Advocates of public-private partnerships to help finance transportation projects are hailing the new Moving Ahead for Progress in the 21st Century Act, or MAP-21, and hustling to take advantage of a key part of the statute: a more than five-fold hike in a Dept. of Transportation loan program.
As states await word from DOT on preliminary requests for 2013 aid under its Transportation Infrastructure Finance and Innovation Act (TIFIA) program, they and other P3 supporters know MAP-21 funding, including TIFIA's share, expires on Sept. 30, 2014. They already are talking about trying to increase, or at least hold, the newly achieved gains when Congress works on MAP-21's successor.
The expanded TIFIA was a key focus at the American Road & Transportation Builders Association's 24th annual P3 conference, which drew about 200 attendees to Washington, D.C., on Oct. 10-12. Geoffrey Yarema, a partner at law firm Nossaman LLP, said the 14-year-old TIFIA "has become an essential building block for public-private partnerships in the United States."
MAP-21's changes make TIFIA even more attractive, particularly its funding (ENR 8/27). The law boosts federal TIFIA credit subsidies to $690 million in fiscal 2013 and to $920 million in 2014 from $122 million in 2012. Each subsidy dollar supports $10 in loan volume. The 2013 loans could total about $7 billion.
Less than three months after DOT issued its notice of 2013 TIFIA funding availability, demand has outrun supply. Chris Bertram, DOT chief financial officer, told attendees the department already has gotten 19 letters of interest from state and local agencies seeking a total of $27 billion in loans—more than triple what DOT has available to lend.
Bertram says DOT aims to streamline its reviews. He says it already has contacted about two-thirds of the agencies that filed TIFIA letters "and told them that we are moving them to the next step, which is gathering more financial information." The stage beyond that would involve hiring a financial adviser and delving into the projects in more detail. Bertram says he expects "a couple of projects" to move forward this fall.

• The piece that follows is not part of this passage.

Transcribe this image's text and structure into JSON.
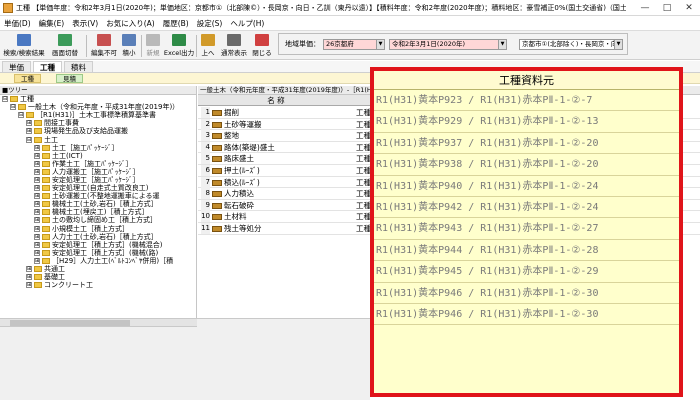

Robert Poole, transportation policy director at the Reason Foundation, said that as P3 advocates look to the next highway-transit bill, their agenda should include expanding TIFIA and adding provisions to widen the use of tolls on existing interstate highways.
Peter Ruane, ARTBA president and CEO, says it is important to have TIFIA-aided projects under way, with "dirt flying" in the next couple of years. He says that visible project activity would give TIFIA more credibility and momentum as TIFIA fans make their case for increased funds.
TIFIA can provide only up to 49% of a project's costs, but a federal loan commitment can help draw private financing. D.J. Gribbin, a managing director with Macquarie Capital, told attendees the number of infrastructure funds has risen to 143, from 47 in 2007, with more investor attention returning to North America. "There is no lack of money," he says. "All we need to do is to … structure these projects and make some adjustments to allow the private sector to invest in infrastructure."About 20 states do not have legislation on their books to enable P3 projects to be launched, which is an obstacle.